A recreation of Hyun Mi’s house in Pyongyang. Credit: Kindness of the Ministry of Unification

“He was almost 60 years old, but he looked the same. I saw him lose all his hair, teeth and toenails,” Hyun added.

In the 1990s – when Hyun met her sister – North Korea was hit by a famine that killed 600,000 people, although previous estimates put the figure much higher.

“Even today, when I go to a buffet restaurant, I cry because there is so much food,” she said. “It hurts a lot to see food thrown away because it makes me think of my northern sisters.”

Future plans for refugees

Although there is no official number of North Korean refugees in South Korea, South Korea’s Unification Ministry said in its latest statistics released last month that since 1988, 133,000 people have officially registered to flee. meet the family in the north. But the chances of these meetings diminish as refugees age. As of November, 49,700 refugees had been registered still alive in South Korea.

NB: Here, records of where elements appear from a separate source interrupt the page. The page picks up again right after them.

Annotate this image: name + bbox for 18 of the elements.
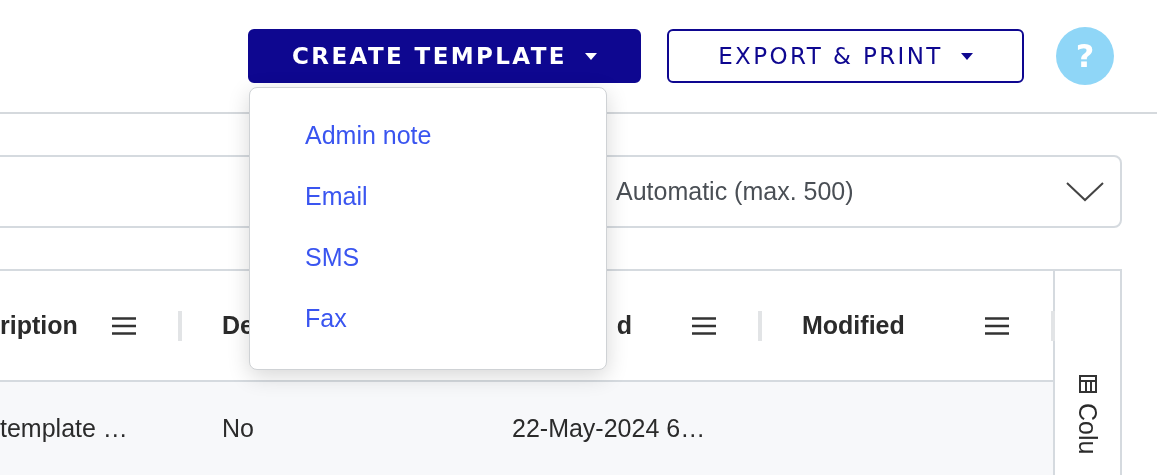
chevron-down-icon — [1066, 181, 1104, 202]
menu-item[interactable]: Email — [250, 166, 606, 227]
table-cell: No — [222, 414, 254, 442]
menu-item[interactable]: Fax — [250, 288, 606, 349]
menu-icon[interactable] — [112, 316, 136, 335]
menu-item[interactable]: SMS — [250, 227, 606, 288]
columns-icon — [1078, 375, 1097, 393]
export-print-button[interactable]: EXPORT & PRINT — [667, 29, 1024, 83]
create-template-button[interactable]: CREATE TEMPLATE — [248, 29, 641, 83]
menu-icon[interactable] — [692, 316, 716, 335]
columns-panel-tab[interactable]: Colu — [1073, 403, 1102, 455]
column-header[interactable]: Modified — [802, 311, 932, 340]
caret-icon — [960, 52, 973, 60]
menu-icon[interactable] — [985, 316, 1009, 335]
table-cell: 22-May-2024 6… — [512, 414, 706, 442]
caret-icon — [584, 52, 597, 60]
column-header[interactable]: ription — [0, 311, 90, 340]
table-cell: template … — [0, 414, 128, 442]
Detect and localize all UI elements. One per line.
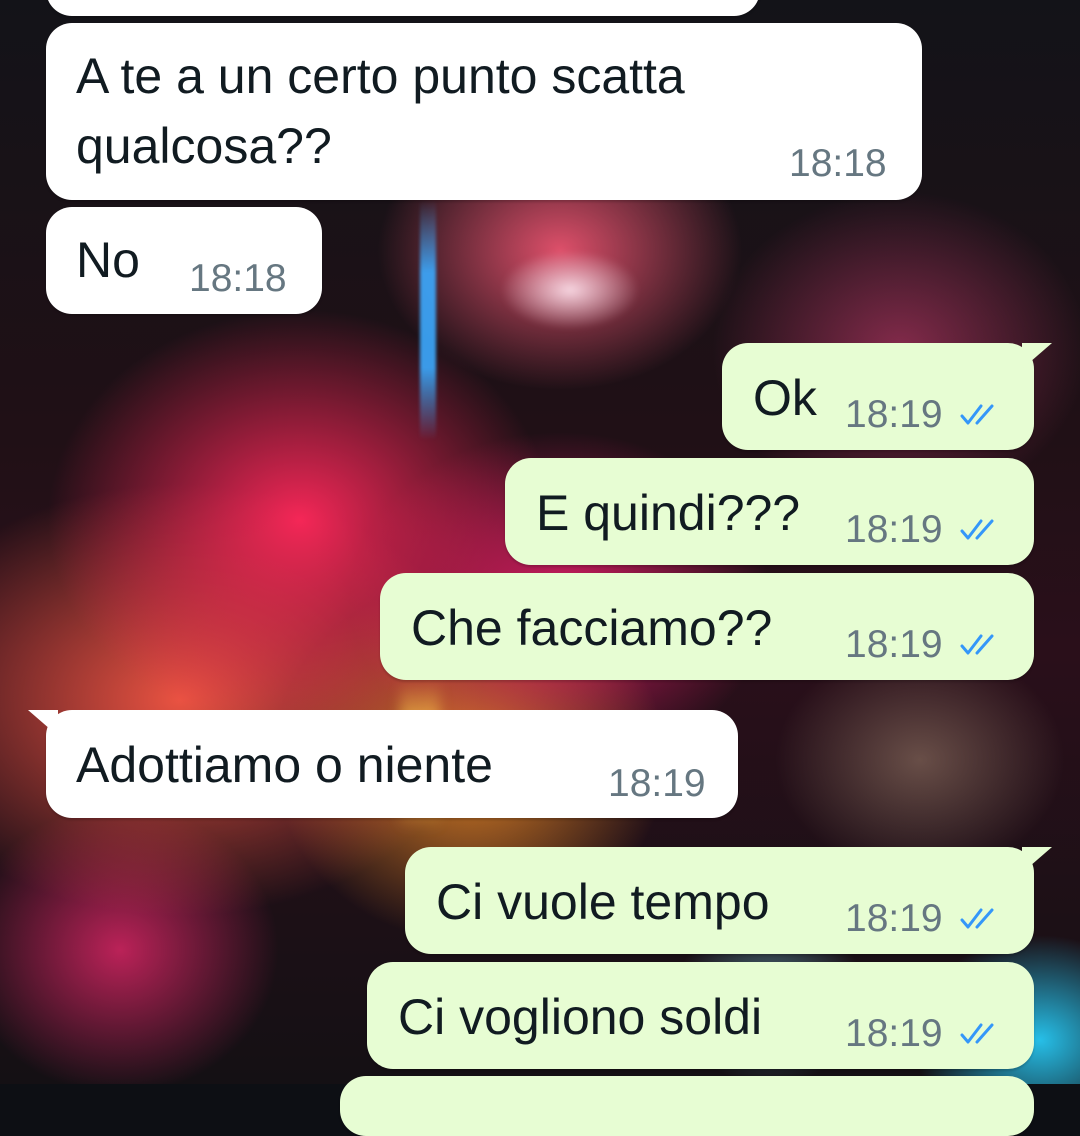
- read-double-check-icon: [960, 634, 994, 655]
- read-double-check-icon: [960, 1023, 994, 1044]
- message-text: No: [76, 232, 140, 288]
- message-text: A te a un certo punto scatta: [76, 48, 685, 104]
- bubble-tail: [1022, 847, 1052, 873]
- bubble-tail: [1022, 343, 1052, 369]
- message-bubble-outgoing[interactable]: Ci vogliono soldi 18:19: [367, 962, 1034, 1069]
- message-text: qualcosa??: [76, 118, 332, 174]
- message-text: Ok: [753, 370, 817, 426]
- message-text: Ci vuole tempo: [436, 874, 770, 930]
- message-timestamp: 18:18: [189, 257, 287, 300]
- message-bubble-incoming[interactable]: A te a un certo punto scatta qualcosa?? …: [46, 23, 922, 200]
- message-timestamp: 18:19: [845, 1012, 943, 1055]
- message-bubble-incoming[interactable]: No 18:18: [46, 207, 322, 314]
- message-timestamp: 18:19: [845, 508, 943, 551]
- message-bubble-partial-top[interactable]: [46, 0, 760, 16]
- message-text: Che facciamo??: [411, 600, 773, 656]
- message-bubble-outgoing[interactable]: Ci vuole tempo 18:19: [405, 847, 1052, 954]
- message-bubble-outgoing[interactable]: Che facciamo?? 18:19: [380, 573, 1034, 680]
- read-double-check-icon: [960, 908, 994, 929]
- message-list[interactable]: A te a un certo punto scatta qualcosa?? …: [0, 0, 1080, 1136]
- message-bubble-incoming[interactable]: Adottiamo o niente 18:19: [28, 710, 738, 818]
- message-timestamp: 18:19: [845, 897, 943, 940]
- message-bubble-outgoing[interactable]: Ok 18:19: [722, 343, 1052, 450]
- read-double-check-icon: [960, 519, 994, 540]
- message-timestamp: 18:19: [845, 393, 943, 436]
- message-text: E quindi???: [536, 485, 801, 541]
- message-bubble-partial-bottom[interactable]: [340, 1076, 1034, 1136]
- message-timestamp: 18:19: [608, 762, 706, 805]
- message-timestamp: 18:18: [789, 142, 887, 185]
- message-text: Adottiamo o niente: [76, 737, 493, 793]
- message-timestamp: 18:19: [845, 623, 943, 666]
- message-bubble-outgoing[interactable]: E quindi??? 18:19: [505, 458, 1034, 565]
- message-text: Ci vogliono soldi: [398, 989, 763, 1045]
- read-double-check-icon: [960, 404, 994, 425]
- bubble-tail: [28, 710, 58, 736]
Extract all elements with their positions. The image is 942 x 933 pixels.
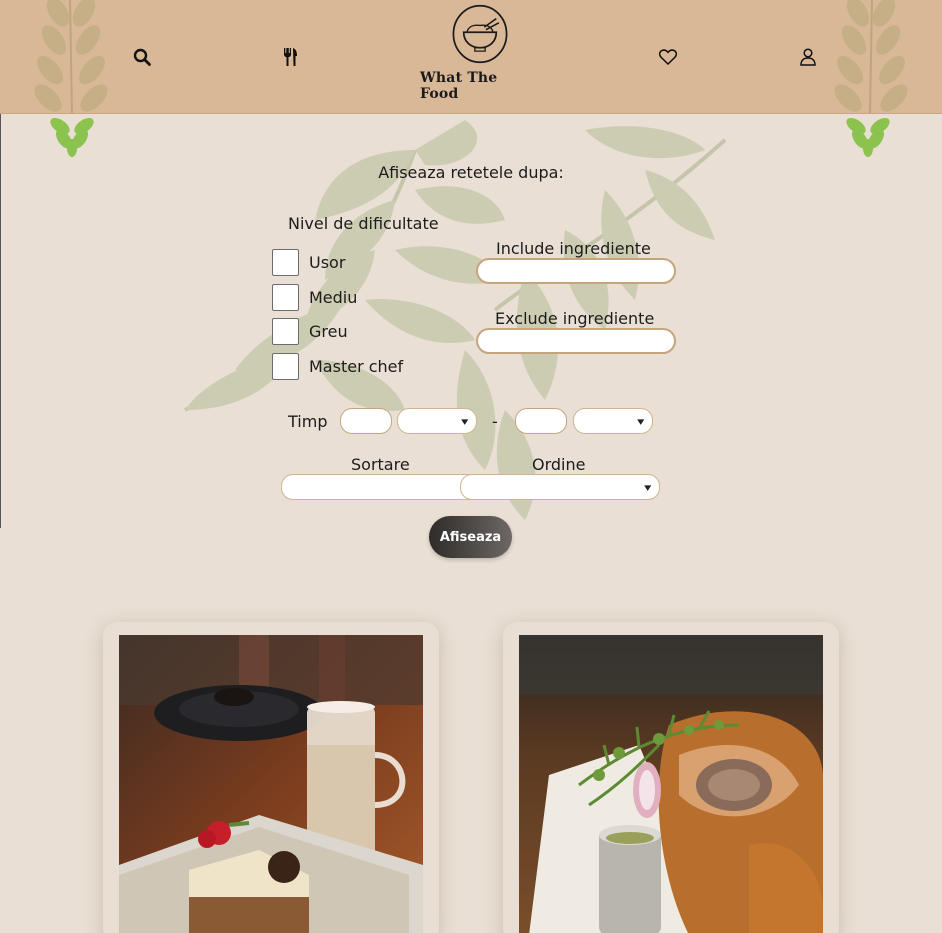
include-ingredients-label: Include ingrediente [496, 239, 651, 258]
difficulty-option-greu[interactable]: Greu [272, 317, 348, 345]
bowl-logo-icon [452, 4, 508, 64]
green-leaf-decoration [50, 118, 94, 157]
recipe-photo-roast [519, 635, 823, 933]
filter-title: Afiseaza retetele dupa: [378, 163, 564, 182]
difficulty-option-mediu[interactable]: Mediu [272, 283, 357, 311]
time-range-separator: - [492, 412, 498, 431]
time-max-unit-select[interactable]: ▾ [573, 408, 653, 434]
brand-logo[interactable]: What The Food [420, 4, 540, 102]
heart-icon[interactable] [656, 45, 680, 69]
time-min-unit-select[interactable]: ▾ [397, 408, 477, 434]
checkbox-usor[interactable] [272, 248, 299, 276]
search-icon[interactable] [130, 45, 154, 69]
checkbox-mediu[interactable] [272, 283, 299, 311]
utensils-icon[interactable] [278, 45, 302, 69]
leaf-decoration [34, 0, 108, 113]
time-min-input[interactable] [340, 408, 392, 434]
site-header: What The Food [0, 0, 942, 114]
difficulty-option-master-chef[interactable]: Master chef [272, 352, 403, 380]
time-max-input[interactable] [515, 408, 567, 434]
checkbox-greu[interactable] [272, 317, 299, 345]
sort-select[interactable] [281, 474, 481, 500]
exclude-ingredients-label: Exclude ingrediente [495, 309, 655, 328]
include-ingredients-input[interactable] [476, 258, 676, 284]
checkbox-master-chef[interactable] [272, 352, 299, 380]
time-label: Timp [288, 412, 328, 431]
show-recipes-button[interactable]: Afiseaza [429, 516, 512, 558]
difficulty-option-usor[interactable]: Usor [272, 248, 345, 276]
exclude-ingredients-input[interactable] [476, 328, 676, 354]
recipe-photo-dessert [119, 635, 423, 933]
user-icon[interactable] [796, 45, 820, 69]
sort-label: Sortare [351, 455, 410, 474]
order-label: Ordine [532, 455, 586, 474]
recipe-card[interactable] [503, 622, 839, 933]
recipe-card[interactable] [103, 622, 439, 933]
order-select[interactable]: ▾ [460, 474, 660, 500]
brand-name: What The Food [420, 70, 498, 102]
difficulty-label: Nivel de dificultate [288, 214, 439, 233]
green-leaf-decoration [846, 118, 890, 157]
leaf-decoration [834, 0, 908, 113]
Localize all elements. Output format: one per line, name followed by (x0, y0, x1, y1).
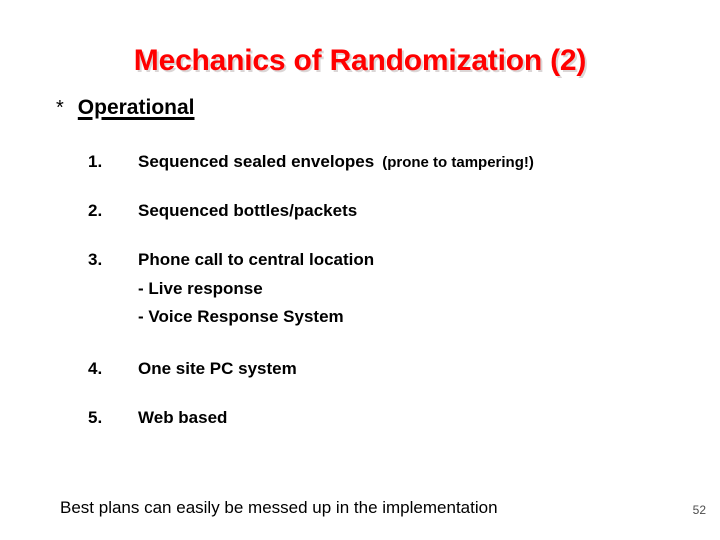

Ahn hopes Hyun’s experience is just the beginning.

The country’s unification ministry has expressed interest in expanding the project next year to model other regions where refugees have previously lived, says Ahn. A ministry official said he was currently considering a plan, although they did not yet have a timetable. However, creating custom projects for each refugee will not be possible, he added.

Ahn’s company interviewed a number of displaced people who, like Hyun, want to be able to visit their hometown. They also want to see their family, but VR technology can’t help it – the experience doesn’t include people.

Hyun said as the virtual reality project has given her some comfort, what she really wants is the freedom to see her family members in real life.

“I don’t want much – I don’t want unification either. I would only appreciate it if we could visit each other,” she said.